Members of the Selection Committee, who nominate the board members of banks and savings banks on behalf of the ISFI, shall be independent of other commercial and savings banks in Iceland in the meaning of clause 3 of this agreement. Each year at least one member of the Selection Committee shall be replaced by a new member.
In the Selection Committee's code of conduct, which the ISFI shall draw up, there must be provisions stipulating that the selection committee members must specifically take note of these settlement conditions regarding the competitive independence of banks in which the state has shareholding interest.
The ISFI shall use its influence to ensure that the boards of the banks, in which it holds majority share, will draw up a code of conduct including i.a. provisions that specifically address the issue of how to ensure the competitive independence of the bank from other state owned banks.
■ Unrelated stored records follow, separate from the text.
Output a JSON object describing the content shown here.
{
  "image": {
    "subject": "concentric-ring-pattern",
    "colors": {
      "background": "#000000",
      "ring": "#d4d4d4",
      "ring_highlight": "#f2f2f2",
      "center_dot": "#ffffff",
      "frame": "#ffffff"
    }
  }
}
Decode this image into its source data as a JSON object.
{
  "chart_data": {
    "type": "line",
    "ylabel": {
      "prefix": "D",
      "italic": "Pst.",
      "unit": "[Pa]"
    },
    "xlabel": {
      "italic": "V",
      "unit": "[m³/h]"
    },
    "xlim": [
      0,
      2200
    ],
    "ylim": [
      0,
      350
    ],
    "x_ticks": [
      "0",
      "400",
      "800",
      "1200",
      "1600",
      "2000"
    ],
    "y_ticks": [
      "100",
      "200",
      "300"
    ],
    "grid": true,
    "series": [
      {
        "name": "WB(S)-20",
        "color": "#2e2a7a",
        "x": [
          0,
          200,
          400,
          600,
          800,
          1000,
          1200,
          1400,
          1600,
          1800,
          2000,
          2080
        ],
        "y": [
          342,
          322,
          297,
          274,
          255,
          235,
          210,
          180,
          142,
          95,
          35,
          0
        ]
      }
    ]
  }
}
Contracts regarding specific or general goals in the operation of a state owned banks, cf. paragraph e of Article 4 in Act no. 88/2009, the ISFI is prohibited from making any demands that can directly or indirectly lead to a collusion between these banks on price or service, division of markets, or other market behavior.
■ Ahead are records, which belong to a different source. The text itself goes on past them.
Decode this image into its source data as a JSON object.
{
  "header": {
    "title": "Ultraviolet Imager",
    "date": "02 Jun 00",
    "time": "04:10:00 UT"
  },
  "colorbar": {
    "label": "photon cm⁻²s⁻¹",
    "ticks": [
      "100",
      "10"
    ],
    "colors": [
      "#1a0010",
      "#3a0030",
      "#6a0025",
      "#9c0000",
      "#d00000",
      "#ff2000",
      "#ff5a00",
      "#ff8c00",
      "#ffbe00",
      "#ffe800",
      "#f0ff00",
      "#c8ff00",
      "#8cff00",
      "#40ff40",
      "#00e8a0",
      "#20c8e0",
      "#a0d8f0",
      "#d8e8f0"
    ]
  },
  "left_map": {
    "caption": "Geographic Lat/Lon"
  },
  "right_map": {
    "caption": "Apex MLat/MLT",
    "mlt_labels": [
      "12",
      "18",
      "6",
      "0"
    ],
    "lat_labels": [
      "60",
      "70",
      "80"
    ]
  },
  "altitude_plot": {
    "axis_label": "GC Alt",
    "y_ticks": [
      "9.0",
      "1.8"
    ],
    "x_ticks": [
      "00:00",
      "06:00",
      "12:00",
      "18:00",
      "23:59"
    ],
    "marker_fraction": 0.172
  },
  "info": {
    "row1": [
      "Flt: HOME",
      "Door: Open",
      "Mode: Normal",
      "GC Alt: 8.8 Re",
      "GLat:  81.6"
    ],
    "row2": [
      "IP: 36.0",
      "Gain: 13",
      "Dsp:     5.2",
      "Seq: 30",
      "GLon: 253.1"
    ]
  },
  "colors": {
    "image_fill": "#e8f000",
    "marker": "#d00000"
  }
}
The ISFI shall take measures to ensure that any procurement, maintenance and distribution of information by the institution does not affect competition between competitors in which it is a shareholder. This means i.a. that the ISFI shall make sure that confidential information in the hands of the ISFI does not get out to competitors in the market. The institution shall draw up rules regarding the maintenance of information from competitors and publish them on its website. Such rules can for instance contain provisions regarding safeguarding of data, delineation of tasks and access control.
When shares in a bank owned by the State are offered for sale, the ISFI shall ensure that the preparation and sales process does not harm competition between the banks in which it is a shareholder. The institution will not grant competitors of Íslandsbanki on the one hand and Landsbanki on the other hand access to the sales process of the bank in question.
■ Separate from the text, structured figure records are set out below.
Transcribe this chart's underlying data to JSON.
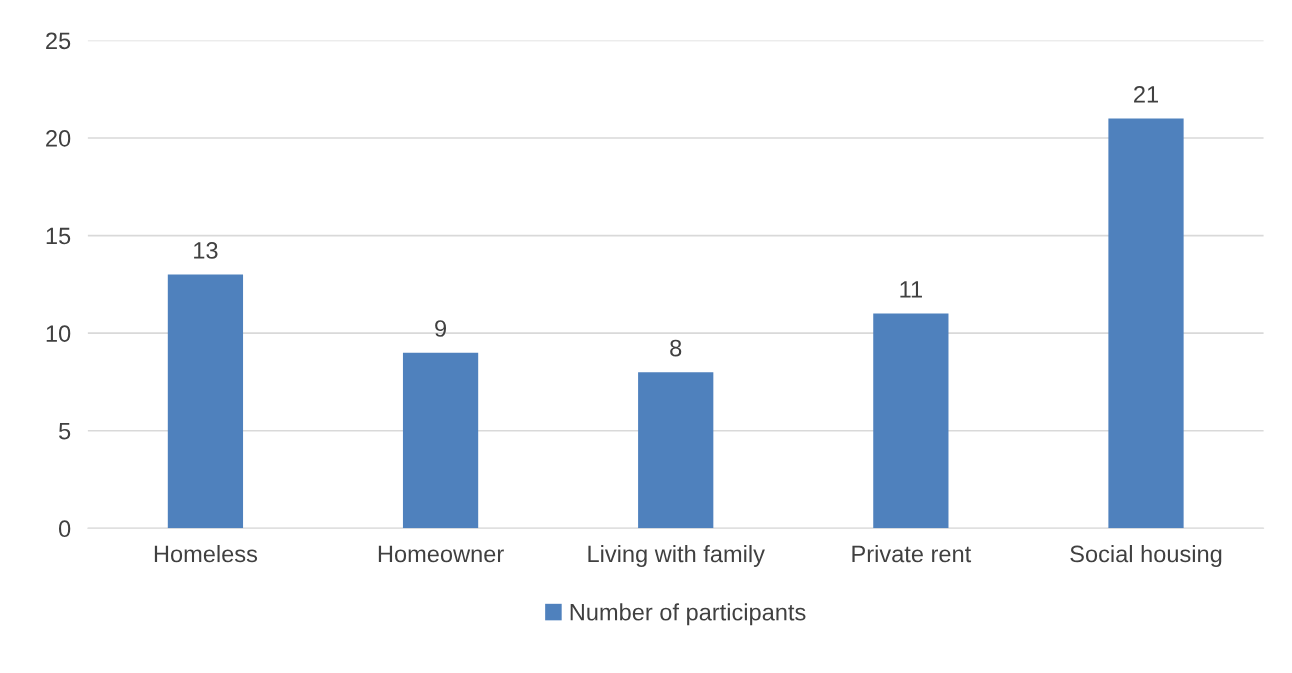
{
  "chart_data": {
    "type": "bar",
    "categories": [
      "Homeless",
      "Homeowner",
      "Living with family",
      "Private rent",
      "Social housing"
    ],
    "series": [
      {
        "name": "Number of participants",
        "color": "#4f81bd",
        "values": [
          13,
          9,
          8,
          11,
          21
        ]
      }
    ],
    "ylim": [
      0,
      25
    ],
    "yticks": [
      0,
      5,
      10,
      15,
      20,
      25
    ],
    "grid": "y",
    "legend": "bottom",
    "data_labels": true
  }
}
The Ministry of Finance shall make sure that the State Ownership Policy reflects this merger settlement.
3. Definition of independence
Board members and members of the Selection Committee are considered independent if they are not employees or board members of those who have control over other commercial or savings banks in Iceland, are not employees or board members of other commercial or savings banks in Iceland or their subsidiaries, are not domestic partners of board members or managing directors of any of the aforementioned parties nor related lineally to them nor collaterally related to them in the first degree. An individual cannot be considered independent if working as an advisor to any of the aforementioned parties on a regular basis or receives the majority of his/her income from them.
4. Declarations of Selection Committee members and elected Board members
Members of ISFI's Selection Committee and board members elected by the committee shall sign a declaration confirming that they have read and understood this settlement with the Competition Authority and will act in accordance with its provisions and the Competition Act and will not act in any way that could restrict the competitive independence of commercial or savings banks at issue.
A copy of the declaration of each board member shall be sent to the ICA within 30 days after nomination to either ISFI Selection Committee or to the board of a bank.
5. Reporting to the ICA
The ISFI shall prepare a report regarding the implementation of this settlement and send it to the ICA no later than 31st December 2016.
[ The ISFI is the Icelandic State‘s holding company for shares in financial companies.]